また初回保証料を支払った後も、1~2年ごとに更新保証料の支払いが発生します。
およそ1万円前後の出費ですが、支払い通知を無視して支払わずにいるとやがて督促状が届き、最悪の場合強制退去につながります。
契約書に保証会社の利用や保証料について明記されている場合、入居者はこれに従わなければなりません。
賃貸物件の貸主は、正当な理由がなければ入居者に退去を求めることはできませんが、保証料の未払いは退去を求める正当な理由にあたります。
保証料の支払い通知が届いたら、決してそのままにせず、速やかに支払うようにしましょう。
賃貸で保証料を払いたくないときはどうすべき?
賃貸物件の入居に関して、どうしても保証料を支払いたくなければ、次の3つの方法を試しましょう。
- 保証会社不要の賃貸物件に入居する
- 大家さんに交渉する
- 契約の更新前に引っ越す
それぞれ解説します。
保証会社不要の賃貸物件に入居する
保証料を支払いたくなければ、保証会社不要の物件に入居するのが最も確実な方法です。
保証会社の利用を求める賃貸物件は増えていますが、物件によっては連帯保証人を立てれば入居可能なところもあります。
ただし連帯保証人のみで入居可能な物件は、築年数が経っていたり駅から極端に遠かったりなど、いわゆる不人気物件であることが多いです。
保証会社不要の場合、どのような物件が借りられるのかを確認してから、支払いについて改めて考えてみるのもよいでしょう。
大家さんに交渉する
保証料が高すぎて支払えない場合は、大家さんに交渉してみるのも方法の1つです。
ただし、保証料は大家さんが決めているものではなく、保証会社との間で取り決められた金額です。
大家さんの一存で変えられるものではないため、保証料以外の敷金や礼金など、初期費用に含まれるその他の費用の減額を交渉した方が、応じてもらえる可能性は高いでしょう。
特に礼金は大家さんへのお礼金への意味合いが強く、他の費用と比べると比較的交渉しやすいです。
ある程度の期間長く住む予定なら、何年間住むつもりかを具体的に伝えた上で、礼金などの減額を交渉してみるとよいでしょう。
契約の更新前に引っ越しをする
今の物件にそこまでこだわりがないのであれば、思い切って引っ越すのも効果的です。
特に賃貸借契約の更新とタイミングが被れば、更新保証料だけでなく契約の更新料も発生します。
月々の家賃にプラスして家賃1ヶ月分が相場の更新料と、およそ1万円の更新保証料を支払うのは、金銭的な負担も大きいです。

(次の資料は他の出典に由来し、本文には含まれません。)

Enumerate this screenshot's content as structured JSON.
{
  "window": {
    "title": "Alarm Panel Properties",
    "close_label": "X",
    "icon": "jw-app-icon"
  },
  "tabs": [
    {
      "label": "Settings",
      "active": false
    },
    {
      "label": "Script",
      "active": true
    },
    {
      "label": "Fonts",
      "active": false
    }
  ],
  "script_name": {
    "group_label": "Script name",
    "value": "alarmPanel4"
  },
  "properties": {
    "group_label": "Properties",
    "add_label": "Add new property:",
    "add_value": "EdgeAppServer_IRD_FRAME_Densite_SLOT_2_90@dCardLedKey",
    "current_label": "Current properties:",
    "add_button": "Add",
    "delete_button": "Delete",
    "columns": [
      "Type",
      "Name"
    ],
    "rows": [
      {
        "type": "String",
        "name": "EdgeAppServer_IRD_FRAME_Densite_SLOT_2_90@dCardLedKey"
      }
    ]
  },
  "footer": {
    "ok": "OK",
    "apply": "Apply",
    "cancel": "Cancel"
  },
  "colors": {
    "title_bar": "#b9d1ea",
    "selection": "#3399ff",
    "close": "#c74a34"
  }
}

更新保証料を含む、契約の更新にかかる費用の負担が大きすぎると感じるならば、契約を更新せずに引っ越しを検討するのもよいでしょう。
ただし、退去の申し出はあらかじめ決められた予告期間より前に行わなければ、余分な家賃や更新料などが発生してしまいます。
引っ越しを検討するときは、契約書を確認し、退去を申し出る時期についてもよく考えておきましょう。
賃貸の保証料は返ってくる?
賃貸の保証料は、家賃を担保する保証会社のサービスを受けるために支払った代金のため、退去しても返金されません。
ただし初回保証料を支払ったものの、何らかの事情で入居せずキャンセルになった場合は、保証会社のサービスを受けていないため、返金される場合もあります。
返金規定については、各保証会社によって取り決めが異なりますので、不動産会社の担当者へ相談してみるとよいでしょう。
まとめ
保証料は賃貸物件を契約するときに初回保証料として家賃0.5ヶ月~1ヶ月分を支払い、その後1~2年ごとに、相場1万円の更新保証料を支払うのが一般的です。
保証料は家賃を基準に計算するため、家賃が高額であるほど、保証料の負担も増していきます。
金銭的な負担が大きく利用を避けたい場合は、不動産会社の担当者に事情を伝えて物件探しを依頼しましょう。
数の限られる物件こそ不動産会社の力を借りて、希望に合った物件探しを進めてください。